Cláudia Dematté chama a atenção para as ações em conjunto de diferentes órgãos públicos para combater a violência contra a mulher. “As ações realizadas pela Divisão Especializada de Atendimento à Mulher, e no ProjetoHomem que é Homem, em conjunto com as ações realizadas pela Delegacia de Homicídio e Proteção à Mulher (DHPM) e os demais órgãos que integram a Rede de Proteção à Mulher vítima de violência, Ministério Público, Judiciário, Defensoria, Saúde, prefeituras (Cras e Creas) e demais órgãos, contribuem para o combate à violência contra à mulher em nosso estado.”
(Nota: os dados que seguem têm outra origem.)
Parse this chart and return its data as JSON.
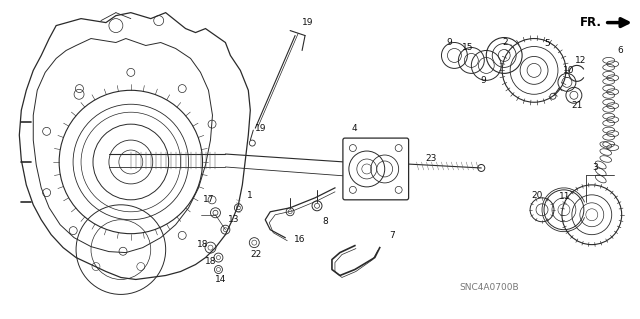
{
  "bg_color": "#ffffff",
  "fig_width": 6.4,
  "fig_height": 3.19,
  "watermark": "SNC4A0700B",
  "line_color": "#2a2a2a",
  "label_fontsize": 6.0,
  "label_color": "#111111"
}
A delegada ainda faz um apelo às mulheres que sofrem violência. “Não se calem. Procurem a Delegacia Especializada de Atendimento à Mulher do município que ocorreu o fato para registrarem o boletim de ocorrência, para que os autores dos fatos sejam devidamente investigados e responsabilizados por seus atos. A mulher que tem deferida uma medida protetiva em seu favor e o agressor estiver a descumprindo deve comunicar o fato à polícia e ao Judiciário para que ele responda também pelo crime de descumprimento de medida protetiva de urgência”, alerta.
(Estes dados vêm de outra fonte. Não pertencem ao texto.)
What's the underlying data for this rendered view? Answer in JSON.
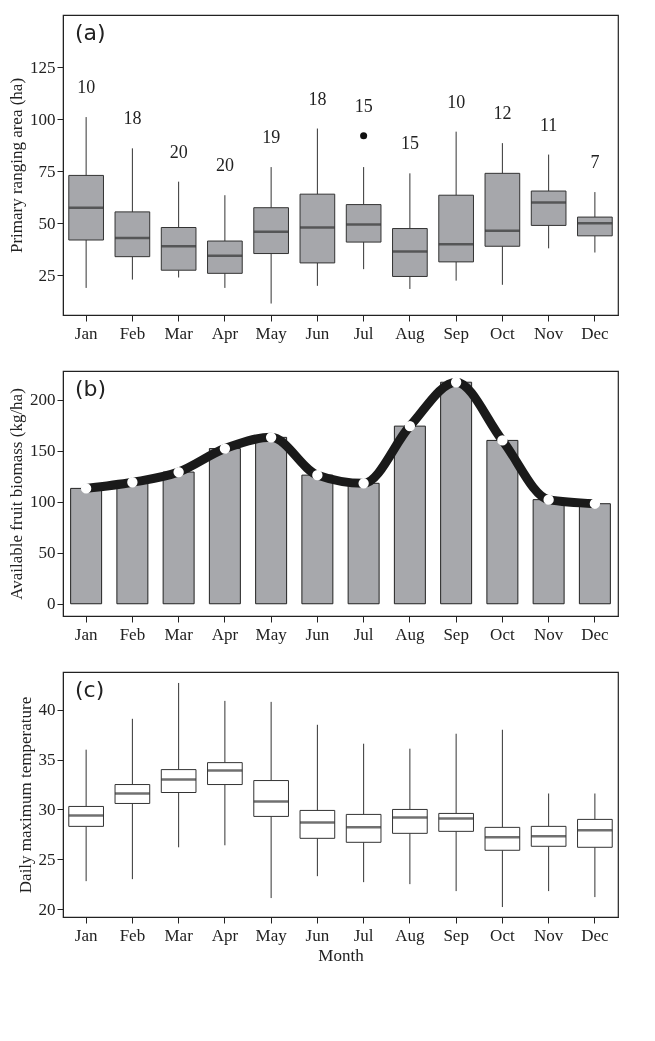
{
  "chart_data": [
    {
      "type": "box",
      "title": "(a)",
      "ylabel": "Primary ranging area (ha)",
      "categories": [
        "Jan",
        "Feb",
        "Mar",
        "Apr",
        "May",
        "Jun",
        "Jul",
        "Aug",
        "Sep",
        "Oct",
        "Nov",
        "Dec"
      ],
      "ylim": [
        6,
        150
      ],
      "yticks": [
        25,
        50,
        75,
        100,
        125
      ],
      "grid": false,
      "series": [
        {
          "color": "#a6a7ab",
          "boxes": [
            {
              "low": 19,
              "q1": 42,
              "median": 57.5,
              "q3": 73,
              "high": 101
            },
            {
              "low": 23,
              "q1": 34,
              "median": 43,
              "q3": 55.5,
              "high": 86
            },
            {
              "low": 24,
              "q1": 27.5,
              "median": 39,
              "q3": 48,
              "high": 70
            },
            {
              "low": 19,
              "q1": 26,
              "median": 34.5,
              "q3": 41.5,
              "high": 63.5
            },
            {
              "low": 11.5,
              "q1": 35.5,
              "median": 46,
              "q3": 57.5,
              "high": 77
            },
            {
              "low": 20,
              "q1": 31,
              "median": 48,
              "q3": 64,
              "high": 95.5
            },
            {
              "low": 28,
              "q1": 41,
              "median": 49.5,
              "q3": 59,
              "high": 77,
              "outliers": [
                92
              ]
            },
            {
              "low": 18.5,
              "q1": 24.5,
              "median": 36.5,
              "q3": 47.5,
              "high": 74
            },
            {
              "low": 22.5,
              "q1": 31.5,
              "median": 40,
              "q3": 63.5,
              "high": 94
            },
            {
              "low": 20.5,
              "q1": 39,
              "median": 46.5,
              "q3": 74,
              "high": 88.5
            },
            {
              "low": 38,
              "q1": 49,
              "median": 60,
              "q3": 65.5,
              "high": 83
            },
            {
              "low": 36,
              "q1": 44,
              "median": 50,
              "q3": 53,
              "high": 65
            }
          ]
        }
      ],
      "annotations": [
        "10",
        "18",
        "20",
        "20",
        "19",
        "18",
        "15",
        "15",
        "10",
        "12",
        "11",
        "7"
      ]
    },
    {
      "type": "bar",
      "title": "(b)",
      "ylabel": "Available fruit biomass (kg/ha)",
      "categories": [
        "Jan",
        "Feb",
        "Mar",
        "Apr",
        "May",
        "Jun",
        "Jul",
        "Aug",
        "Sep",
        "Oct",
        "Nov",
        "Dec"
      ],
      "ylim": [
        -12,
        228
      ],
      "yticks": [
        0,
        50,
        100,
        150,
        200
      ],
      "grid": false,
      "marker": "circle",
      "series": [
        {
          "type": "bar",
          "color": "#a7a8ac",
          "values": [
            113,
            119,
            129,
            152,
            163,
            126,
            118,
            174,
            217,
            160,
            102,
            98
          ]
        },
        {
          "type": "line",
          "color": "#1a1a1a",
          "values": [
            113,
            119,
            129,
            152,
            163,
            126,
            118,
            174,
            217,
            160,
            102,
            98
          ]
        }
      ]
    },
    {
      "type": "box",
      "title": "(c)",
      "ylabel": "Daily maximum temperature",
      "xlabel": "Month",
      "categories": [
        "Jan",
        "Feb",
        "Mar",
        "Apr",
        "May",
        "Jun",
        "Jul",
        "Aug",
        "Sep",
        "Oct",
        "Nov",
        "Dec"
      ],
      "ylim": [
        19.2,
        43.8
      ],
      "yticks": [
        20,
        25,
        30,
        35,
        40
      ],
      "grid": false,
      "series": [
        {
          "color": "#ffffff",
          "boxes": [
            {
              "low": 22.8,
              "q1": 28.3,
              "median": 29.4,
              "q3": 30.3,
              "high": 36
            },
            {
              "low": 23,
              "q1": 30.6,
              "median": 31.6,
              "q3": 32.5,
              "high": 39.1
            },
            {
              "low": 26.2,
              "q1": 31.7,
              "median": 33,
              "q3": 34,
              "high": 42.7
            },
            {
              "low": 26.4,
              "q1": 32.5,
              "median": 33.9,
              "q3": 34.7,
              "high": 40.9
            },
            {
              "low": 21.1,
              "q1": 29.3,
              "median": 30.8,
              "q3": 32.9,
              "high": 40.8
            },
            {
              "low": 23.3,
              "q1": 27.1,
              "median": 28.7,
              "q3": 29.9,
              "high": 38.5
            },
            {
              "low": 22.7,
              "q1": 26.7,
              "median": 28.2,
              "q3": 29.5,
              "high": 36.6
            },
            {
              "low": 22.5,
              "q1": 27.6,
              "median": 29.2,
              "q3": 30,
              "high": 36.1
            },
            {
              "low": 21.8,
              "q1": 27.8,
              "median": 29.1,
              "q3": 29.6,
              "high": 37.6
            },
            {
              "low": 20.2,
              "q1": 25.9,
              "median": 27.2,
              "q3": 28.2,
              "high": 38
            },
            {
              "low": 21.8,
              "q1": 26.3,
              "median": 27.3,
              "q3": 28.3,
              "high": 31.6
            },
            {
              "low": 21.2,
              "q1": 26.2,
              "median": 27.9,
              "q3": 29,
              "high": 31.6
            }
          ]
        }
      ]
    }
  ]
}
Em caso de flagrante, se o agressor estiver cometendo o crime naquele momento, a Polícia Militar deve ser acionada por meio do 190, e hoje com a Lei Maria da Penha ele poderá ser preso e autuado em flagrante. Denúncias também podem ser feitas pelo Disque Denúncia 181 e Disque 180, que é a Central de Atendimento à Mulher do governo federal.

21 Dias de Ativismo

Ativistas do Instituto de Liderança Global das Mulheres iniciaram em 1991 a Campanha Mundial “16 Dias de Ativismo pelo Fim da Violência contra a Mulher”. Trata-se de uma estratégia de mobilização de indivíduos e organizações para prevenção e eliminação da violência contra as mulheres e meninas. Mundialmente, a celebração ocorre em 25 de novembro, Dia Internacional da Não Violência contra a Mulher, até 10 de dezembro, data em que foi proclamada a Declaração Universal dos Direitos Humanos. A campanha tem apoio da Assembleia Legislativa, por meio da Procuradoria Especial da Mulher.

Em cada país, a data sofre adaptações para adequar-se melhor à realidade local. No Brasil, a Campanha é chamada de “21 Dias de Ativismo pelo Fim da Violência contra as Mulheres”, pois seu início ocorre mais cedo, em 20 de novembro, Dia da Consciência Negra, levando em conta a dupla vulnerabilidade da mulher negra. A celebração, que termina em 10 de dezembro, contempla – portanto – o Dia Nacional dos Homens pelo Fim da Violência contra as Mulheres, comemorado em 6 de dezembro.